These days we’re surrounded by high-speed electronics and it’s no small feat that they can all play nicely in near proximity to each other. We have RF emissions standards to thank, which ensure new products don’t spew forth errant signals that would interfere with the data signals traveling through the ether. It’s long been the stuff of uber-expensive emissions testing labs, and failure to pass can leave you scratching your head. But as Alex Whittimore shows in this workshop from the 2020 Hackaday Remoticon, you can do a lot of RF emissions debugging with simple and inexpensive tools.
You can get a surprisingly clear picture of what kind of RF might be coming off of a product by probing it on your own workbench. Considering the cost of the labs performing FCC and other certifications, this is a necessary skill for anyone who is designing a product headed to market — and still damn interesting for everyone else. Here you can see two examples of the probes used in the process. Although one is a pack of professional tools and other is a bit of enameled wire (magnet wire), both are essentially the same: a loop of wire on which a magnetic field will induce a very small current. Add a Low-Noise Amplifier (LNA) and you’ll be up and measuring in no-time.
I really enjoyed how Alex started his demo with “The Right WayTM” of doing things — using a proper spectrum analyzer to visualize data from the probes. But the real interesting part is “The Hacker WayTM” which leverages an RTL-SDR dongle and some open-source software to get the same job done. Primarily that means using SDRAngel and QSpectrumAnalyzer which are both included in the DragonOS_LTS which can be run inside of a virtual machine.

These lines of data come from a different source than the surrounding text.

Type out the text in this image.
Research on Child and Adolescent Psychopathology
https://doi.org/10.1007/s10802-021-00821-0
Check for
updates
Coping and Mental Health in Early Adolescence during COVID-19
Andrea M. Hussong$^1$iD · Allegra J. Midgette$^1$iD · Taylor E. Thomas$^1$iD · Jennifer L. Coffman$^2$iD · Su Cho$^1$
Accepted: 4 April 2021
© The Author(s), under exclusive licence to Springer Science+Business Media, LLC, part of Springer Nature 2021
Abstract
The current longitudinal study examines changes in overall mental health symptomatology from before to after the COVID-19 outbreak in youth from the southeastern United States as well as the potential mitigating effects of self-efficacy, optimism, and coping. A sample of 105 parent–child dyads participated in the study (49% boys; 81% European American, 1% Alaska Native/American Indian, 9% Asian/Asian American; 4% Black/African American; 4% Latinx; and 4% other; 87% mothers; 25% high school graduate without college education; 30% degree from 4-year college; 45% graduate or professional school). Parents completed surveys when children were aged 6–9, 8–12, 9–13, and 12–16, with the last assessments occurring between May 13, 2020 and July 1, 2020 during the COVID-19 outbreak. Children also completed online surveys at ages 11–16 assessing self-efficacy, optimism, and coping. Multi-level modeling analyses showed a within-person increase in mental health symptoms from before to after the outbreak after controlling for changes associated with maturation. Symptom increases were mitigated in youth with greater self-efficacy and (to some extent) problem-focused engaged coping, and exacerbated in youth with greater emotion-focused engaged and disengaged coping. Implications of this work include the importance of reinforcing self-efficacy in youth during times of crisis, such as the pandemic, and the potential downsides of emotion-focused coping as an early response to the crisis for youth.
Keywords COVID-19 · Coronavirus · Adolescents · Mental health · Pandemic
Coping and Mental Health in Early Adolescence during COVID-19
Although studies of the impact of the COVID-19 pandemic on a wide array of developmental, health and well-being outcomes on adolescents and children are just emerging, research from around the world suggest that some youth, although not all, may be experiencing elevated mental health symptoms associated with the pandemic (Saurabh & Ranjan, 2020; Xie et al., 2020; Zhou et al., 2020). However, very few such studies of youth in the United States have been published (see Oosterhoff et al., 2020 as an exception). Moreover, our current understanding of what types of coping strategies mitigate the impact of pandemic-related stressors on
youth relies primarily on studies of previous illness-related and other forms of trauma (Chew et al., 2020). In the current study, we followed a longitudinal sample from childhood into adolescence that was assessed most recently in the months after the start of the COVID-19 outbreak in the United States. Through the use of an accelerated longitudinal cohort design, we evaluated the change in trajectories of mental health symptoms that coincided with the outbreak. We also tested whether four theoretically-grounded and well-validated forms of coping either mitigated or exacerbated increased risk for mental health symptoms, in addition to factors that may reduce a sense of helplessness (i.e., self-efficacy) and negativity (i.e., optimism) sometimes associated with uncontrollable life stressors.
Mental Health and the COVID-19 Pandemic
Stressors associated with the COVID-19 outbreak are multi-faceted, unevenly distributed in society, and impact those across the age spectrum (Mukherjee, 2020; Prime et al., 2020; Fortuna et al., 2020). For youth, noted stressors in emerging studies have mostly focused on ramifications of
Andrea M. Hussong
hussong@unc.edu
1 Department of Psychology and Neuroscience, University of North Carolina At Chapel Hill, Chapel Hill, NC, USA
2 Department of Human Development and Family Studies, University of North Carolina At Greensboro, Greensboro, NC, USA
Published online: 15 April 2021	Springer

Once everything is hooked up and running, you wave the probes over your test board like a magic wand. Peaks will appear in the software visualization corresponding to emissions at that wavelength. Alex demonstrates starting with a large loop probe to get into the neighborhood, then swapping out probes for smaller and smaller loops to get all the way down to the pin on the chip where the signal is coming from.
The tools are cheap, the software is free, and we all should give this a try. Those lucky enough to have a HackRF in their toolkit will especially like the side-by-side comparison at the end of the workshop. It’s not surprising to see it kicking the butt of the RTL-SDR, but for basic debugging, simple tools are more than adequate to let you see what is normally unseeable.
+1
“and again this at the limit of my RF experience”.
The Video is useful for some folk, and good that the basis of the presentation is inexpensive and accessible stuff, but you should probably go find an experienced EMC engineer to do this subject matter in the future. Compliance engineering is rather weird stuff – the confluence of applied physics and chemistry, math, quality control, legal statute, and social concerns.
A good place to start is the IEEE in general, and the EMC and PSES societies in particular.
But on the other hand, EMC engineers are mucho expensivo. So if you can reduce their workload by taking care of the low hanging fruit, it may save you a bit of money, even though you haven’t solved all potential problems.
Seems however, if you go beyond their SME technology threshold they have a hissy fit and never connect again.
I’m right you’re wrong and I’m through with you mentality. Guessing why the simple spiral conical and log periodic antennas aren’t DIY homebrew so much simply disclosed. I’ve gotten to the spiral conical antenna form with my one instructable and something higher up handles me not to detail much more regarding. Use your imagination station for the sequel with what I noted for design iterations.
That’s my experience and some are highly aggressive not wanting their “trade secrets” that are clearly publicly accessible broadcast if you read around the regs and papers.
I don’t think they’re as bad as the legal and medicine cartels that confuse people to death… though I’m certainly confident “they’re here.”